The art of the interview is an important thing to master before starting your job hunt.
Without the ability to succinctly and effectively answer the many questions you will be presented with, you will find it difficult to land that dream job.
Of all the questions you will be asked, however, perhaps none is more common than this one: “Why do you want to work at our company?”
Knowing how to answer this question is quite important, since you are being asked several different questions at once.
To make sure you impress your interviewer, try packing some of these points into your answer.
- Talk About What First Made You Interested in the Company
Before you get into showing off your knowledge of the company’s current goals and services, try showing off what interested you in the company in the first place.
Talk about how you first heard about them, what you liked about them and how you’ve been following their development.
This shows that you’re not there just because you want a job, but that you genuinely like and want to work with the company.
- Discuss Fit
Describe some characteristics of the company (such as culture, type of people that work there, established/interesting practices) and mention why that’s a good fit for your personality/preferences.
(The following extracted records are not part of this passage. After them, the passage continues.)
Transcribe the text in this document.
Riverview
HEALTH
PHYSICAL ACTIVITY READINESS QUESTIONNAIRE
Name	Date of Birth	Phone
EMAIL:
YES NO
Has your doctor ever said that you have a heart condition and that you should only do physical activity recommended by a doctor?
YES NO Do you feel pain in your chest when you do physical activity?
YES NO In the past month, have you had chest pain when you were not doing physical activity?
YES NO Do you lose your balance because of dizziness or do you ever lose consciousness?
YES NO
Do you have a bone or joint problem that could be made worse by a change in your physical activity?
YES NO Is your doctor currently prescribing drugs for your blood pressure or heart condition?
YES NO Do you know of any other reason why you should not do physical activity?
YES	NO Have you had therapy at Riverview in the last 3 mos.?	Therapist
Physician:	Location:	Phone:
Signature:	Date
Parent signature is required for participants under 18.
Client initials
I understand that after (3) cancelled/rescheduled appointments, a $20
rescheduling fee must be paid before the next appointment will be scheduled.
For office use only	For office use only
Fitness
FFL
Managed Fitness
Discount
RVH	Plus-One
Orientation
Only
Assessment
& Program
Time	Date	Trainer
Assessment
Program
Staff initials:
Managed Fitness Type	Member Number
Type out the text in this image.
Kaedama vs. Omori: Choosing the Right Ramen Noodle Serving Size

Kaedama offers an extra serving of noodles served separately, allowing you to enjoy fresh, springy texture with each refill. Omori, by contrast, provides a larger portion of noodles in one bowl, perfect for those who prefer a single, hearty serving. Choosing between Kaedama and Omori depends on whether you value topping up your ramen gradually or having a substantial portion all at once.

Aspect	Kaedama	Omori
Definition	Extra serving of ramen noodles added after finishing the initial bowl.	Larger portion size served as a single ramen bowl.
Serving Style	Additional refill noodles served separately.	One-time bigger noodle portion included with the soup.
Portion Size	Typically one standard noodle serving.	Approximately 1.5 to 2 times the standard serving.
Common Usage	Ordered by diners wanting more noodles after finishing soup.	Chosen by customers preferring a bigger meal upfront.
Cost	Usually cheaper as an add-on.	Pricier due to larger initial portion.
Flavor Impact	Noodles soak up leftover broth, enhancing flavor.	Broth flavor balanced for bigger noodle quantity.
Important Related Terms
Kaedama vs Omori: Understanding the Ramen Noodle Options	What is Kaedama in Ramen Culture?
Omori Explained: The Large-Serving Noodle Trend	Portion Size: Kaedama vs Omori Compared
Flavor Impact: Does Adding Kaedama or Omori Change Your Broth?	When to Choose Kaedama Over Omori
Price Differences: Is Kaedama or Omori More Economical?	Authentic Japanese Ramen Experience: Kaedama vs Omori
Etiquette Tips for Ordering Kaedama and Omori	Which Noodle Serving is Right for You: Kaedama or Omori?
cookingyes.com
You can also throw in a few quick reasons why you and the job/role are made for each other.
A good fit with the culture, people and role, gives signals to the employer that you will blend in well and stay around for a while.
- Lay Out a Game Plan
Share your knowledge of the current state of the company and give your insight into how you can help the company achieve its future goals.
Simply stating what you can provide to the company isn’t enough, your interviewer wants specific examples of how your time at the company may go. Keep focused on discussing what you plan on doing once hired, and then talk about how you plan on navigating your future at the company.
Once you do this, the interviewer will see that not only are you skilled and passionate, but that you have long-term critical thinking skills.